Avec le temps, les films d'animation en 3D réalisés par les studios Disney se sont bonifiés. En 2009, "Volt, star malgré lui" avait ravivé la flamme après des années de disette avant que "Raiponce" n'enfonce le clou. La bande à Mickey était de retour et le prouve encore aujourd'hui avec "Les Mondes de Ralph", nouveau dessin animé 3D mis en scène par Rich Moore, à qui l'on doit plusieurs épisodes des "Simpson" et de "Futurama". Méchant mal aimé d'un jeu vidéo culte des années 80, Ralph la casse voudrait lui aussi remporter une médaille et être aimé de tous. Son rêve va le mener à travers différents mondes d'une salle d'arcade, à combattre une armée d'insectes robotisés et rencontrer Vaneloppe Van Schweetz, le bug de la course automobile Sugar Rush, avec qui il va se lier d'amitié.

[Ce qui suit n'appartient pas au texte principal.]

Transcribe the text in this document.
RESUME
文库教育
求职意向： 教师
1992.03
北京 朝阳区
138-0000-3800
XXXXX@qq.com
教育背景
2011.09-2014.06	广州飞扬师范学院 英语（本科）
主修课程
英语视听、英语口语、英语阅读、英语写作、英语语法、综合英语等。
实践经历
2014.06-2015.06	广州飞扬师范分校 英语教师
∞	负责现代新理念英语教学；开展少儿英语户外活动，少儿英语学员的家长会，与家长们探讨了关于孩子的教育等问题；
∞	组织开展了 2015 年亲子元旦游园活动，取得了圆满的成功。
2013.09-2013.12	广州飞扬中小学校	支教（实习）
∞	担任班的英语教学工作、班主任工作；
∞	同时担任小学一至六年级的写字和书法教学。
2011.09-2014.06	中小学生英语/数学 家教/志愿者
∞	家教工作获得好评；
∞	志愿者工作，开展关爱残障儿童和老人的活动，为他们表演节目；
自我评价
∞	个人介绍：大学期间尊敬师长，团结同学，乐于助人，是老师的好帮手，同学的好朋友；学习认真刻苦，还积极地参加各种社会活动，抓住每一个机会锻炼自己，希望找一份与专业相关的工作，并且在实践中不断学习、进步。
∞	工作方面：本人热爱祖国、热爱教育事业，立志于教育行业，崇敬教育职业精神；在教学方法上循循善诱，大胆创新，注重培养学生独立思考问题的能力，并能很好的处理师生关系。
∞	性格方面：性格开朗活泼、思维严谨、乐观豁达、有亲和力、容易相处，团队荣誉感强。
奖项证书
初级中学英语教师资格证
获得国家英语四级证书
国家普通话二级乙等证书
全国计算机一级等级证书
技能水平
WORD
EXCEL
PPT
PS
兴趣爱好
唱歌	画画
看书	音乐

De loin, "Les Mondes de Ralph" ressemble à un long-métrage Pixar et la fusion entre les deux studios semblent plus que jamais enterinée. Son sujet, original, et son univers, hérité du meilleur de "Toy Story", n'aurait pas déplu à Pete Docter ("Monstres et Cie", "Là-haut") ou Brad Bird ("Les Indestructibles", "Ratatouille"). Pourtant, il manque à ce Disney de Noël 2012, un grain de folie poétique pour atteindre la maestria du studio à la lampe. Ceci étant dit, le long-métrage est diablement entraînant.

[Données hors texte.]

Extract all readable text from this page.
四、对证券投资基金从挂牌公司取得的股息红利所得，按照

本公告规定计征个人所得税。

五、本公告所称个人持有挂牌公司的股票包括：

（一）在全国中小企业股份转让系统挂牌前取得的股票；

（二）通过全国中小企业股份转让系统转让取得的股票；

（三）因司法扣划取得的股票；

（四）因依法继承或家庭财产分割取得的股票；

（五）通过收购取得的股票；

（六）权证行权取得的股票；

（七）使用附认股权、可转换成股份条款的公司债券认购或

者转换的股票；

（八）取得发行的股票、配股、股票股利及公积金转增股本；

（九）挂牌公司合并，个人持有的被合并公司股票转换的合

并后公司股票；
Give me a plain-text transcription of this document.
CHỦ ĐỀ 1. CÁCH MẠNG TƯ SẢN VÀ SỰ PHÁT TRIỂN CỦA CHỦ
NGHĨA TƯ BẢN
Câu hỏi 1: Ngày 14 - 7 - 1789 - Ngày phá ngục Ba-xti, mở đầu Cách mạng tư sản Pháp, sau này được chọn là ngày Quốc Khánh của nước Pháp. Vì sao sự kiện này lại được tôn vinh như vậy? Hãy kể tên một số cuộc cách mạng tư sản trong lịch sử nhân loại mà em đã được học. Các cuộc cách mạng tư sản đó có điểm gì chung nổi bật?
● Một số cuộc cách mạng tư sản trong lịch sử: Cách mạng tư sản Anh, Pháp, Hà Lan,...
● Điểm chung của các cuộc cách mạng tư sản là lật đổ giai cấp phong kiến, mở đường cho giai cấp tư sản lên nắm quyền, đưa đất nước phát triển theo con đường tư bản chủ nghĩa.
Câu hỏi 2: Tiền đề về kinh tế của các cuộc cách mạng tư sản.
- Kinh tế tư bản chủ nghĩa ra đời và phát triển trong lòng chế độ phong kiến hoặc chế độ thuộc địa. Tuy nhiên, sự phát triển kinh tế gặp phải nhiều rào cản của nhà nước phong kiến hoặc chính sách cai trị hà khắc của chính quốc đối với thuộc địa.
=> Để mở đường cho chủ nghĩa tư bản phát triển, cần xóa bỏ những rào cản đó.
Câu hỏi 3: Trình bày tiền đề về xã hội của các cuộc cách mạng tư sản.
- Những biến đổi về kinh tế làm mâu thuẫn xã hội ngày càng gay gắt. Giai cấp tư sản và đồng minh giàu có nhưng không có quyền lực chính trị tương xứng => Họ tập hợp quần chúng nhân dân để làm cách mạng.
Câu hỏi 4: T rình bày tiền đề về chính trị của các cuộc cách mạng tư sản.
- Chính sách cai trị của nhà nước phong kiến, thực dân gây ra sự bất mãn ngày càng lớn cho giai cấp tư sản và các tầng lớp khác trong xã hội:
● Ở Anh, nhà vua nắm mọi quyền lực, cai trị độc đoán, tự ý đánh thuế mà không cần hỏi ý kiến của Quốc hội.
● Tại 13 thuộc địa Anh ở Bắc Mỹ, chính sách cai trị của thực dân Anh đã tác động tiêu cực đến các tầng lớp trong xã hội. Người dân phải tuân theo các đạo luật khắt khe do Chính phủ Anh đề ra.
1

"Les Mondes de Ralph" peut surtout compter sur un duo gagnant : la paire Ralph la casse / Vaneloppe Van Schweetz dépote autant au niveau de l'action que de l'humour. Après des débuts prometteurs, ce divertissement compte surtout sur la relation entre les deux personnages pour amuser les foules avec une pointe d'émotions. La deuxième réussite de ce film frénétique, c'est son côté spectaculaire. Les stéréotypes inhérents au genre (l'amitié malgré tout, la réalisation des rêves) et les effets de mode (les vilains sont les héros) laissent place à un déferlement d'action mené tambours battants. En exploitant les ressorts humoristiques de l'univers des jeux vidéo sans larguer les non initiés, les auteurs parviennent à donner plusieurs parfums à leur oeuvre avec une passion communicative. D'univers en univers, ce dessin animé très énergique et ultra-coloré ressemble à une friandise acidulée. Il confirme également une nouvelle philosophie : ce que tu ne détruis pas, te rends plus fort.